The analyses of these plots obtained with the phylostratigraphic method revealed the presence of some major differential steps on the emergence of protein-coding genes along the evolutionary time-scale from origin to present. Looking at all the expressed coding genes, we can see the global evolutionary profile of the organism (human, in this case), but along this profile we can identify some more prominent steps in the accumulated relative number of genes (genes count) along time. For example, looking at the plot of the HK a large increase is observed at the start of the curve, from the first taxonomy level (origin, Cellular organisms) to second (Eukaryota) taxonomy level (i.e. the first phylostratum Cellular organisms - Eukaryota). By contrast, the TE have the major emergence of genes much later (around the Mammalia) (Fig. 3). The complete timeline includes 31 phylogenetic clades (named in the figure legend), but by analysing these points it was possible to identify eight major steps or stage levels (named “hallmarks”) that appear on the human gene profile along evolutionary time. Moreover, we could assign the number of human protein-coding genes that emerged along each one of these eight stages for the three categories reported: all the expressed protein-coding genes mapped to OMA, the HK and the TE. The eight stage levels identified are: st1) Cellular organisms (Prokaryota); st2) Cellular organisms to Eukaryota; st3) Eukaryota to Metazoa; st4) Metazoa to Vertebrata; st5) Vertebrata to Euteleostomi; st6) Euteleostomi to Mammalia; st7) Mammalia to Primates; and st8) Primates to Homo sapiens. All the numbers corresponding to the human protein-coding genes assigned to each of these eight evolutionary hallmarks are included in Fig. 4, that indicates how many are in each stage either considering the complete human gene set or just the HK or the TE. All the information about each one of the 17,437 human protein-coding genes including the assignment to stages is also provided as Additional file 4.

Fig. 4
figure 4

Evolutionary hallmarks of human protein-coding genes along time-scale.
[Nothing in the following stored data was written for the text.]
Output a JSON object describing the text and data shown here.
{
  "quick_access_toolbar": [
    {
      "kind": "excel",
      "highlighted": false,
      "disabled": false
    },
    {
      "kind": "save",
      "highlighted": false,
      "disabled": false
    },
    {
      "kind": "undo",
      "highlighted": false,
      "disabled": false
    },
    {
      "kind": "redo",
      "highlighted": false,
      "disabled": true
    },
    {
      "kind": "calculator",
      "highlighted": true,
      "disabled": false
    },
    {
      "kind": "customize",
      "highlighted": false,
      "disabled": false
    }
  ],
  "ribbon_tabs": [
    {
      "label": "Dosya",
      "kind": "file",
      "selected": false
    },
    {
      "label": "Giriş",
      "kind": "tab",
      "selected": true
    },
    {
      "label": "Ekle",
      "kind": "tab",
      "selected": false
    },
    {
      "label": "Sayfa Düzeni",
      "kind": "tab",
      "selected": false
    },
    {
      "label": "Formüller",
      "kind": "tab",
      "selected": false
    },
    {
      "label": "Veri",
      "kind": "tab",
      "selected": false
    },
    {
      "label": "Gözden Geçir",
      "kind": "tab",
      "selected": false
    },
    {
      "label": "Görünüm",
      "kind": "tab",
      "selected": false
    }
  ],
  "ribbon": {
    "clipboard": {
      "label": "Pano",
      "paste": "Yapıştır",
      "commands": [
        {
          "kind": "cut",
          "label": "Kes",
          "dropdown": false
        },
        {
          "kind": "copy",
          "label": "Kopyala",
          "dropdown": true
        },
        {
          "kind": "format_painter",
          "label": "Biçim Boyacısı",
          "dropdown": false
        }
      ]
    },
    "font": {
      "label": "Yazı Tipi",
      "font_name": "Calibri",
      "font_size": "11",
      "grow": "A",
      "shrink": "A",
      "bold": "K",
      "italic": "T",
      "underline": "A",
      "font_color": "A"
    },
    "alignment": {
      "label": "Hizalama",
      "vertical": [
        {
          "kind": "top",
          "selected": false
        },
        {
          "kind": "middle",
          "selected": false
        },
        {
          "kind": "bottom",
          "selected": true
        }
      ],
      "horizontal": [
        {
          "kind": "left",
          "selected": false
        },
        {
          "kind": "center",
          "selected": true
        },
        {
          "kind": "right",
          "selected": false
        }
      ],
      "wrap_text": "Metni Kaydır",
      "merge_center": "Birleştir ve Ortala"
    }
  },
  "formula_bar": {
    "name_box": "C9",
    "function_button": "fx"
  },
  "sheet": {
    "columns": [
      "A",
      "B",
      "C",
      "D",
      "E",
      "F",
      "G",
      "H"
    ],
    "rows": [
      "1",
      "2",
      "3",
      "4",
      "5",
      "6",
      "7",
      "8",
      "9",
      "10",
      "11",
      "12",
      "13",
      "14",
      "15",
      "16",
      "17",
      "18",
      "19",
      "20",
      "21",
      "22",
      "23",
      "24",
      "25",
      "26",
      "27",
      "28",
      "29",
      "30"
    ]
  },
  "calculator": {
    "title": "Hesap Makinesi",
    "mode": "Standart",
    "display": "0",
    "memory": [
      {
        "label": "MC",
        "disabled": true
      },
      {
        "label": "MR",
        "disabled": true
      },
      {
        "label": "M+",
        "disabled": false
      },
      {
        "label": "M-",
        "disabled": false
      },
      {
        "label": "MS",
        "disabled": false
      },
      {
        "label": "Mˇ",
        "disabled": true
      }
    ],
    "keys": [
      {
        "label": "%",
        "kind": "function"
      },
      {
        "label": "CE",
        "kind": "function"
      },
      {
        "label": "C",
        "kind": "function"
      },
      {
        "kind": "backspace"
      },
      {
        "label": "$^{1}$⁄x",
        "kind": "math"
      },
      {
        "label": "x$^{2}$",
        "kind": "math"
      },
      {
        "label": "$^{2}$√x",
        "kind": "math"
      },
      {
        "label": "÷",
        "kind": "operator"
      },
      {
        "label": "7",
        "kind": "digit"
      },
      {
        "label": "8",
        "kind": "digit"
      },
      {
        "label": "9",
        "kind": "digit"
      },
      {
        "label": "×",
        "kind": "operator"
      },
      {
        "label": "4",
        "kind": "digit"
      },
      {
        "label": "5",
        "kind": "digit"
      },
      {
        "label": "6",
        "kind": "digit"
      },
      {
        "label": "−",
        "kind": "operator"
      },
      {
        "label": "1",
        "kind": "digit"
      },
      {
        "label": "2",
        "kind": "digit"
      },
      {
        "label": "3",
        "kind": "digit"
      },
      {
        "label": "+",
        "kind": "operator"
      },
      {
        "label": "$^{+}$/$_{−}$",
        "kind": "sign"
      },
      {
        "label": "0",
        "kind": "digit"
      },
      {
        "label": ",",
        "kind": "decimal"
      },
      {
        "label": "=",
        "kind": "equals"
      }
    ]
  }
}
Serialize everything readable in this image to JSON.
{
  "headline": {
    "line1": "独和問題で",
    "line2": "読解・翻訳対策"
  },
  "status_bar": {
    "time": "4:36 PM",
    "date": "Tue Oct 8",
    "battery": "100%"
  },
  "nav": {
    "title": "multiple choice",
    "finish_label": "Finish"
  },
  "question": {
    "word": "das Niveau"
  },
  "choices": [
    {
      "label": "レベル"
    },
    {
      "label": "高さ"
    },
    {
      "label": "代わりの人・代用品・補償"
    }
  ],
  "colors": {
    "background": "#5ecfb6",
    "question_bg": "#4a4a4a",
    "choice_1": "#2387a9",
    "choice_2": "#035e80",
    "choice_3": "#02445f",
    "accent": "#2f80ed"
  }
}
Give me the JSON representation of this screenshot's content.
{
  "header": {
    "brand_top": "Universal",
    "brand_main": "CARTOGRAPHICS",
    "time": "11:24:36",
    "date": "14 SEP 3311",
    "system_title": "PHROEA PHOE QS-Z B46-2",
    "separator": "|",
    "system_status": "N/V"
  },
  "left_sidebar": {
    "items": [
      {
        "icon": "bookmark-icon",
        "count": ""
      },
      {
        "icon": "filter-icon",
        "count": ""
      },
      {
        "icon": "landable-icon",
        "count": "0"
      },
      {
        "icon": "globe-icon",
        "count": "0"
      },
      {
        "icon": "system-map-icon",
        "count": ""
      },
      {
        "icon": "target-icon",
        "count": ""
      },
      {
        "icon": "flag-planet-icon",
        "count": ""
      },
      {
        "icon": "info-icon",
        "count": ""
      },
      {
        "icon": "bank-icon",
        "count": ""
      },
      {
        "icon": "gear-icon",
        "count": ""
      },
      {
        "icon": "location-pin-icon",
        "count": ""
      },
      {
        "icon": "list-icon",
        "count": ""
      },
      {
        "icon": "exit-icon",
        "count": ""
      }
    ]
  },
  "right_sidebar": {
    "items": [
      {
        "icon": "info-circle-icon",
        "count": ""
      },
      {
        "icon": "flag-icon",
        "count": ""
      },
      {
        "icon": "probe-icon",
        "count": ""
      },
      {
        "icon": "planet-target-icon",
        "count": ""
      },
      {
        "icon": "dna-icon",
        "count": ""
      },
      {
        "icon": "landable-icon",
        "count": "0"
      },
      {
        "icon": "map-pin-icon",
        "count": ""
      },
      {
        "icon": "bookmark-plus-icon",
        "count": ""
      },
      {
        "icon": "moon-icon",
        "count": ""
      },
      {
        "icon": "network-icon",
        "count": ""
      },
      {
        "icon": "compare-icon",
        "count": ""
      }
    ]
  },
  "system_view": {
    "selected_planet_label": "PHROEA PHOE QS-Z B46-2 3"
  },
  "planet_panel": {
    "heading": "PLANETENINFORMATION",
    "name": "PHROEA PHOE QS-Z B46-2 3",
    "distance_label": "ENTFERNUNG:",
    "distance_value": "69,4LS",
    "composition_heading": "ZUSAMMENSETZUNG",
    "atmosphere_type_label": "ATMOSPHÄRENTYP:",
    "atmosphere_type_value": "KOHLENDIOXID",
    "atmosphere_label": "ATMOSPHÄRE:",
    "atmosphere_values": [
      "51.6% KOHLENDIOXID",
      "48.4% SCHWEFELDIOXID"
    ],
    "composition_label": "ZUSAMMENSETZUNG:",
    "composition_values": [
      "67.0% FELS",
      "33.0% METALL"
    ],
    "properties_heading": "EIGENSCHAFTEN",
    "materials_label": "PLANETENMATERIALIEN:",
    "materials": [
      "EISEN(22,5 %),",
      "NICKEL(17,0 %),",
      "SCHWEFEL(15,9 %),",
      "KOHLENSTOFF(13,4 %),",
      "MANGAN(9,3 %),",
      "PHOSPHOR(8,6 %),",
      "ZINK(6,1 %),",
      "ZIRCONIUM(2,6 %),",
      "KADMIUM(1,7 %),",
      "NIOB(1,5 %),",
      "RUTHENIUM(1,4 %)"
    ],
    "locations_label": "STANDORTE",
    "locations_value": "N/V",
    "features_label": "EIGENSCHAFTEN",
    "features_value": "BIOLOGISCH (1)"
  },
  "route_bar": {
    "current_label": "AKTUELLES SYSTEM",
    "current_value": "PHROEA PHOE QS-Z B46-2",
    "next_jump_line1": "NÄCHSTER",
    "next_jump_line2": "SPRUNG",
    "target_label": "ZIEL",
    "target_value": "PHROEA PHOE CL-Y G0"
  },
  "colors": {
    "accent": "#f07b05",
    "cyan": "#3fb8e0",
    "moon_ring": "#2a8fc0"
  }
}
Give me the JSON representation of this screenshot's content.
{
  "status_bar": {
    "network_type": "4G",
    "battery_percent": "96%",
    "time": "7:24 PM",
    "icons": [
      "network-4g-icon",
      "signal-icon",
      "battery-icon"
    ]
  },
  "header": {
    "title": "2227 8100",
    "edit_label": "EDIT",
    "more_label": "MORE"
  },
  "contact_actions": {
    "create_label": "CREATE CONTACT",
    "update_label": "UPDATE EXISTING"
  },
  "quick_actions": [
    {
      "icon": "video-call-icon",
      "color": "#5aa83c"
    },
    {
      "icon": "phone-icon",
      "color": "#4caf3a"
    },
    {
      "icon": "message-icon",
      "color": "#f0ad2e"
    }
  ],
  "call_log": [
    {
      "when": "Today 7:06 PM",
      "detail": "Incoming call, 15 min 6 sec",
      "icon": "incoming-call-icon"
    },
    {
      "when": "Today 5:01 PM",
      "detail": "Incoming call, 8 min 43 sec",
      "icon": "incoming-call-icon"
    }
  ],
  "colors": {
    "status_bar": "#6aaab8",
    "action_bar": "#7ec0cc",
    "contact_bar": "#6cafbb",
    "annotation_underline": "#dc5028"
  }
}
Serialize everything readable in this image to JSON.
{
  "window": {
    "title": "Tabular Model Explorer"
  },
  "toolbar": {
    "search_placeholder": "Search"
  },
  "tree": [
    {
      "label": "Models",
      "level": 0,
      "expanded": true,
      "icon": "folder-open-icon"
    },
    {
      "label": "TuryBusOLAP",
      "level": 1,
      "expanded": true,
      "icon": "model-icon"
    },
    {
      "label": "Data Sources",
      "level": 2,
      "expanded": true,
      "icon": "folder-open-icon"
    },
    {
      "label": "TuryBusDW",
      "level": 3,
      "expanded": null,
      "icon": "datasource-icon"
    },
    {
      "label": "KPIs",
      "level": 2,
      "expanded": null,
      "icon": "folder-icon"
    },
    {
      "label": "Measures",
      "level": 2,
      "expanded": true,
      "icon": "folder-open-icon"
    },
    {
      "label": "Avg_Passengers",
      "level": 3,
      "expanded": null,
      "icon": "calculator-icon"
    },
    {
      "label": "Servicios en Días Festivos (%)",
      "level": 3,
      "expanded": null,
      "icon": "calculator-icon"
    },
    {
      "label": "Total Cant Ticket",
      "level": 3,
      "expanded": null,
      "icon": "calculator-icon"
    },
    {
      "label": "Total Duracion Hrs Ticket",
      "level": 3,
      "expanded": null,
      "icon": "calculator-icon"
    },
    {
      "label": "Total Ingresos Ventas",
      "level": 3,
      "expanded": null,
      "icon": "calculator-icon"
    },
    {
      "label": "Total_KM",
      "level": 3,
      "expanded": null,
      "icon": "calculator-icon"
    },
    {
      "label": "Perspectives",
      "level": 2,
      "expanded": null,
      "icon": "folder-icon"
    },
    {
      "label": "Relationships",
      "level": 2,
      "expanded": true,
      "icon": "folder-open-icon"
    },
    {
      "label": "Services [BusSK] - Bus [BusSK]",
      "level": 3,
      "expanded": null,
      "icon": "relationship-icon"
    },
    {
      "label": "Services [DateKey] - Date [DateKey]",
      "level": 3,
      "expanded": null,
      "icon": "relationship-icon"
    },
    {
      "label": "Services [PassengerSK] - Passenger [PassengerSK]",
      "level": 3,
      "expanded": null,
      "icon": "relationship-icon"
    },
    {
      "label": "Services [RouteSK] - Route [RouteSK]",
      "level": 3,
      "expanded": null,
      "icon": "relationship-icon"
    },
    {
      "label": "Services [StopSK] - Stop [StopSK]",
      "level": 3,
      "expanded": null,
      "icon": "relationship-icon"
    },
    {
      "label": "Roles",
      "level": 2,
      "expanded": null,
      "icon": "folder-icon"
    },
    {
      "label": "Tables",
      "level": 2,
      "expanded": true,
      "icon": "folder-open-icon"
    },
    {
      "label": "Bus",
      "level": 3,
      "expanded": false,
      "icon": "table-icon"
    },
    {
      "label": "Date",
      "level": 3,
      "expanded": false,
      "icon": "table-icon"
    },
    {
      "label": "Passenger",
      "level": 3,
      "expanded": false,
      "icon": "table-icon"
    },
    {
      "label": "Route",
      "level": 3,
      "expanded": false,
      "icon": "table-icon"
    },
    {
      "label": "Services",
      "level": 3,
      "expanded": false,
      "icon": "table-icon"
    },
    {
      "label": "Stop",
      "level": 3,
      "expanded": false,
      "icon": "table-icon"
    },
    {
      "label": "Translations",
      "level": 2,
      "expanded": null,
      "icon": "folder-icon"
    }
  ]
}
Table showing the numbers corresponding to the human proteins found at each of the eight major evolutionary steps depicted from placing them on the time-scale. These eight stages provide the evolutionary hallmarks of the human proteome. The stage levels correspond to: st1) Cellular organisms (Prokaryota); st2) Cellular organisms to Eukaryota; st3) Eukaryota to Metazoa; st4) Metazoa to Vertebrata; st5) Vertebrata to Euteleostomi; st6) Euteleostomi to Mammalia; st7) Mammalia to Primates; and st8) Primates to Homo sapiens. The numbers are presented for all the 17,437 protein-coding genes, for the 3393 HK genes and for the 2157 TE genes

The analysis of the hallmarks also reveals that the HK genes are more ancient than TE genes. The plots in Fig. 3 and the data in Fig. 4 show clear difference between them. The HK genes present a major increase or expansion in stage 2 (Prokaryota to Eukaryota), with 1009 genes and a change of ≈ 30 % with respect to the total. By contrast, the TE genes show a major increase in stage 7 (Mammalia to Primates) with 799 genes and a change of ≈ 37 %. These observations seem to indicate that house-keeping genes emerged early in evolution and are older in age, knowing that they reflect more essential and constitutive functions. The idea that gene essentiality is associated with older genes has been reported in several studies, for example on yeast [14] and mammalian genes [16]. By contrast, the observations that human tissue-specific genes had emerged later in evolution may reveal that human specific cellular or physiological roles are implemented at molecular level by the appearance of newer genes.

Gene age data comparison

As we indicated above, there are some studies that use the phylostratigraphic method to explore the age of human genes, but most of these studies use sequence similarity search (with algorithms like BLAST) to look for the oldest homologues to the human [12, 16, 34]. To compare the results on human gene age assignment done in this work with other available age assignments, we took the published data from Domazet-Lošo (2008) [12] and from Neme (2013) [34], and we represented the information about allocation to Lowest Common Ancestor (LCA) of the human genes in phylogenetic clades of the evolutionary tree. The assignments were done using 15 common phylostratum to allow the comparison of the data. The results of this comparison are included in Additional file 1: Figure S4 and they show a general similarity but some important differences. The most significant difference corresponds to the fact that both Domazet-Lošo [12] and Neme [34] placed a very large number of genes on the first stage of the evolutionary time-scale that goes from the origin of life to first cellular organisms (i.e. pre-eukaryota): 8285 of 22,845 (36 %) [12] and 7309 of 22,154 (33 %) [34]. This result denotes a bias that, as we indicated above, can be due to the methodology of using the homology search approach. In any case, the idea suggested that one third of the human proteoma may have emerged in evolutionary time before the origin of eukaryotic cells needs deeper studies and it is not what we observed in our analyses.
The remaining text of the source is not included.